Society 09/12/2021

Canet school already teaches 25% of classes in Spanish

Catalan Education minister says it cannot do otherwise and asks "to prioritize coexistence" after controversy

3 min
A mother accompanies her children at the Cerro del Dragón school in Canet de Mar

BarcelonaThe recipe to respond to the "attack" on the Catalan school model is to "prioritise coexistence" in centres. This is what Catalan Education minister Josep Gonzàlez-Cambray said at the gates of the Escola Turó del Drac in Canet de Mar, in the Maresme, where he went to calm the waters over the huge controversy generated by Catalonia's High Court's ruling to force the school to teach 25% of classes in Spanish, after a single family complained .

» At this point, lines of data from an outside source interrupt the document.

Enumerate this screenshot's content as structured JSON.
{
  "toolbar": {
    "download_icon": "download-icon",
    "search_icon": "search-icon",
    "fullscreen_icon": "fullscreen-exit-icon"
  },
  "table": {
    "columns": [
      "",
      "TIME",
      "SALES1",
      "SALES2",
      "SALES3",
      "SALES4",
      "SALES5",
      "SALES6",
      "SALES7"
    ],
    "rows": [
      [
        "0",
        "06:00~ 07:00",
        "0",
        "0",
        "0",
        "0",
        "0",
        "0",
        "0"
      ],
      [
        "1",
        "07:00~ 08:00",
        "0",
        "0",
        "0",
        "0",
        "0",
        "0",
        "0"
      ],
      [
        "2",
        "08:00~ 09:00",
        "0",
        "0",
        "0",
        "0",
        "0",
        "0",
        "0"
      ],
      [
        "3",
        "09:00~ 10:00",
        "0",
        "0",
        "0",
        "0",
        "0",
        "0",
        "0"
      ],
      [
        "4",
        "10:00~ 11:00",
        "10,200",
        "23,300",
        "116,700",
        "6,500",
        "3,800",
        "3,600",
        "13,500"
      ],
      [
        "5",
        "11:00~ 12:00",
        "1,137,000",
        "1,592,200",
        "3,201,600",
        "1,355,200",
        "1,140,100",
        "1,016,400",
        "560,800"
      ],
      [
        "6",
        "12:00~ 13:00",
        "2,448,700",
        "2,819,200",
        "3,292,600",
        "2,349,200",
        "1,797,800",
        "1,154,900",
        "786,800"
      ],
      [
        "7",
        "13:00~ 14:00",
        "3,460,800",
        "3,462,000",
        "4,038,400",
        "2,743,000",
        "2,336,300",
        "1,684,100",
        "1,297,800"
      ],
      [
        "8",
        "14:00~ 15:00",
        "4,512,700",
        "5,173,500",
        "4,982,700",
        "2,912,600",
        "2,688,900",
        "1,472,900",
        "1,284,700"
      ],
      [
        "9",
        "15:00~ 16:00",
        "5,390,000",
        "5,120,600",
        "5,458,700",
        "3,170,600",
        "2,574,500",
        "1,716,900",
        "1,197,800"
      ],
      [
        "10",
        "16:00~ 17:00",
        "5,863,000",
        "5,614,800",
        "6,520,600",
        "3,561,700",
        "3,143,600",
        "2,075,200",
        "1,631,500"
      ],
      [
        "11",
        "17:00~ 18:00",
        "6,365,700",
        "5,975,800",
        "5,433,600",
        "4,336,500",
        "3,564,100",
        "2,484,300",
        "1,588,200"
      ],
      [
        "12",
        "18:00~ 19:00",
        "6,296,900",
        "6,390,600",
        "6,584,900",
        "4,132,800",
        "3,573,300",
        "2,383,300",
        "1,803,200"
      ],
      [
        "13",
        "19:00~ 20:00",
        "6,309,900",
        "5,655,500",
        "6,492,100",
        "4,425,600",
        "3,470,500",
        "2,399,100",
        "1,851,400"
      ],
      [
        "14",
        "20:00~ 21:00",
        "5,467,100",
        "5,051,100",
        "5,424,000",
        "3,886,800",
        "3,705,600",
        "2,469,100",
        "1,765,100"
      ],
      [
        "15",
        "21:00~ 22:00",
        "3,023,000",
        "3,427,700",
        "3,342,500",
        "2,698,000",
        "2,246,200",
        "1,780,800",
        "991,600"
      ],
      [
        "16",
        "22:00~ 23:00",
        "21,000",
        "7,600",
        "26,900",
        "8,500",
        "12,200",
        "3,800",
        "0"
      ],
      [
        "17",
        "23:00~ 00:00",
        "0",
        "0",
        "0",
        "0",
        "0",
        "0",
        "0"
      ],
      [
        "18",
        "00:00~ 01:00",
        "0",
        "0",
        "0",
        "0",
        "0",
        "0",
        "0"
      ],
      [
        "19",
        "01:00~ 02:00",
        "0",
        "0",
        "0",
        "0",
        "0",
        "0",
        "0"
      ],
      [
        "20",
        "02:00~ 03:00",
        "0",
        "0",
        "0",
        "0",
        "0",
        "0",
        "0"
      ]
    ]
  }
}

Last Friday, when the decision was made public, some families mobilised to show their disagreement and received the Education Department's support. The secretary general of the department, Patrícia Gomà, said that it is "positive" that families who want to maintain the current model react and mobilise. But the problem came with the publication of two tweets from people outside the school. One of the messages called for "child's house to be stoned", which prompted the association Hablamos Español to denounce an "orchestrated campaign" of harassment against the family and file a complaint with the Catalan Prosecutor to "investigate the facts reported and identify the authors of the tweets that incite violence and hatred". Some media have taken advantage of this and have assured that Spanish-speaking children are persecuted in Catalonia.

"There is no problem with the language. However much some may make one up, there is no linguistic problem in Catalan schools", Cambray remarked, and, without making an explicit reference to this controversy, he thanked the school and the families that "prioritise coexistence" and lead by example to their sons and daughters. Cambray also explained that the ruling of the High Court is addressed directly to the school, and therefore "prevents the department and the minister from giving an answer". "We can only accompany and protect the school board in applying precautionary measures," he said. The family asked for half of the lessons to be in Spanish and, while the court studies it, has ruled 25% of classes be taught in this language.

Thus, the claimant family's child's class will receive be taught visual, plastic and psychomotor skills in Spanish. "The anomaly of these judgments and the evidence that they do not conform to what actually happens in schools is even more blatant in [with young kids], who have no Catalan or Spanish classes," the minister said. Although there have already been around eighty rulings similar to this school's and there are a dozen more proceedings open in Catalonia's High Court, the sentence that affects the school has caused a great uproar because it is the first to come after Spain's Supreme Court ruling setting a 25% minimum of classes to be taught in Spanish, questioning the Catalan school model.

Cambray seeks the support of all former ministers

CAfter giving his support to the school in Canet, Cambray will meet with former After giving his support to the school in Canet, Cambray will meet former Catalan education ministers to serve to defend linguistic immersion. According La Vanguardia, the minister has summoned his predecessors from different political parties: Josep Bargalló, Meritxell Ruiz, Irene Rigau, Ernest Maragall, Joan Manuel del Pozo, Marta Cid, Carme Laura Gil and Joan Maria Pujals. Clara Ponsatí, who is in Scotland, is missing.

In the political field, from the opposition, the leader of the PSC, Salvador Illa, has said in an interview to the ACN that the socialists "will not take lessons from anyone, not even from the minister". He asked him to convene all the groups and to work "for a broad consensus". The socialists declined to attend a meeting convened by the minister after the Supreme Court ruling, which ERC, JxCat, the CUP-NCG and En Comú Podem attended. The PSC did not attend because Cambray had not called all parliamentary groups. "Everyone has to be involved," Illa insisted, who believes that "the best thing to do for Catalan is to recover a very broad consensus". "Either we depoliticise Catalan at school or we are on the wrong track," he said.